Questions from the Audience
The Work of an Editor
Rickards has part ripped up and rewritten all his first three novels. Welsh was some 30,000 words into her first novel and with the second she discussed the idea with her publisher, and found that not much changed. For her third, she met her publisher who asked her about the novel. She said nothing and did not show the novel until the end. Welsh did admit that she has had disputes, but that everyone has the same aim - the best possible book. Robotham considers editors to be brilliant. His American editors wanted to "dumb down" his first novel for the American market, taking out about 4.000 words. On delivery of his second manuscript, his American editors did not want to change a thing, so he worried about what might have gone wrong.
Barclay had thought that editing might be like having school homework corrected, but found it was at a higher level along the lines of "Cut this 65 page description of a door and knob". She agrees with all proposed changes, but thinks the method of delivery helps. Her editor includes smileys in his emails and addresses her as "honey" etc., thus the changes are proposed in a "lovely fashion".

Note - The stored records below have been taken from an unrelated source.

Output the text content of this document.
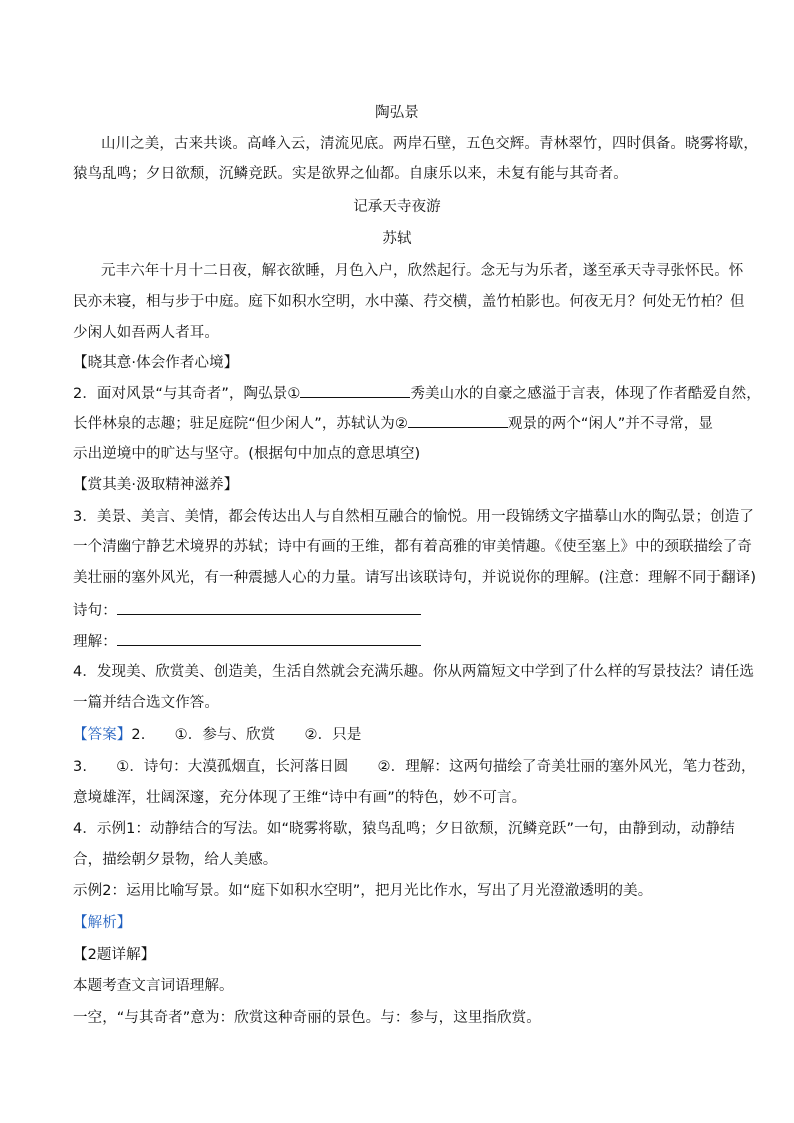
陶弘景
山川之美，古来共谈。高峰入云，清流见底。两岸石壁，五色交辉。青林翠竹，四时俱备。晓雾将歇，
猿鸟乱鸣；夕日欲颓，沉鳞竞跃。实是欲界之仙都。自康乐以来，未复有能与其奇者。
记承天寺夜游
苏轼
元丰六年十月十二日夜，解衣欲睡，月色入户，欣然起行。念无与为乐者，遂至承天寺寻张怀民。怀
民亦未寝，相与步于中庭。庭下如积水空明，水中藻、荇交横，盖竹柏影也。何夜无月？何处无竹柏？但
少闲人如吾两人者耳。
【晓其意·体会作者心境】
2．面对风景“与其奇者”，陶弘景①	秀美山水的自豪之感溢于言表，体现了作者酷爱自然，
长伴林泉的志趣；驻足庭院“但少闲人”，苏轼认为②	观景的两个“闲人”并不寻常，显
示出逆境中的旷达与坚守。(根据句中加点的意思填空)
【赏其美·汲取精神滋养】
3．美景、美言、美情，都会传达出人与自然相互融合的愉悦。用一段锦绣文字描摹山水的陶弘景；创造了
一个清幽宁静艺术境界的苏轼；诗中有画的王维，都有着高雅的审美情趣。《使至塞上》中的颈联描绘了奇
美壮丽的塞外风光，有一种震撼人心的力量。请写出该联诗句，并说说你的理解。(注意：理解不同于翻译)
诗句：
理解：
4．发现美、欣赏美、创造美，生活自然就会充满乐趣。你从两篇短文中学到了什么样的写景技法？请任选
一篇并结合选文作答。
【答案】2.　　①．参与、欣赏　　②．只是
3.　　①．诗句：大漠孤烟直，长河落日圆　　②．理解：这两句描绘了奇美壮丽的塞外风光，笔力苍劲，
意境雄浑，壮阔深邃，充分体现了王维“诗中有画”的特色，妙不可言。
4．示例1：动静结合的写法。如“晓雾将歇，猿鸟乱鸣；夕日欲颓，沉鳞竞跃”一句，由静到动，动静结
合，描绘朝夕景物，给人美感。
示例2：运用比喻写景。如“庭下如积水空明”，把月光比作水，写出了月光澄澈透明的美。
【解析】
【2题详解】
本题考查文言词语理解。
一空，“与其奇者”意为：欣赏这种奇丽的景色。与：参与，这里指欣赏。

The Impact of Being in the Public Eye, (or, are you gathering more freaks and weirdos?)
Robotham included a George Bush joke in his first novel which has led to contacts from a certain sector. He has a stalker as a result. Rickards has had a couple of weird emails: one from someone trying to trace their relatives; another from an old American guy emailed as if a character in the book. Barclay has received emails from a chap which contain a shot gun delivery of questions. (Rickards thinks he may know him too...) Welsh said that she has no website or public email address, describing herself as "not efficient".
For Robotham - Why did his second novel Lost become The Drowning Man?
Yes, it was because of a certain successful TV series from the States.
Building on Success was an informative panel, with the authors generously relaying their experiences of what it is like to become a published author and how their worlds moved on from there.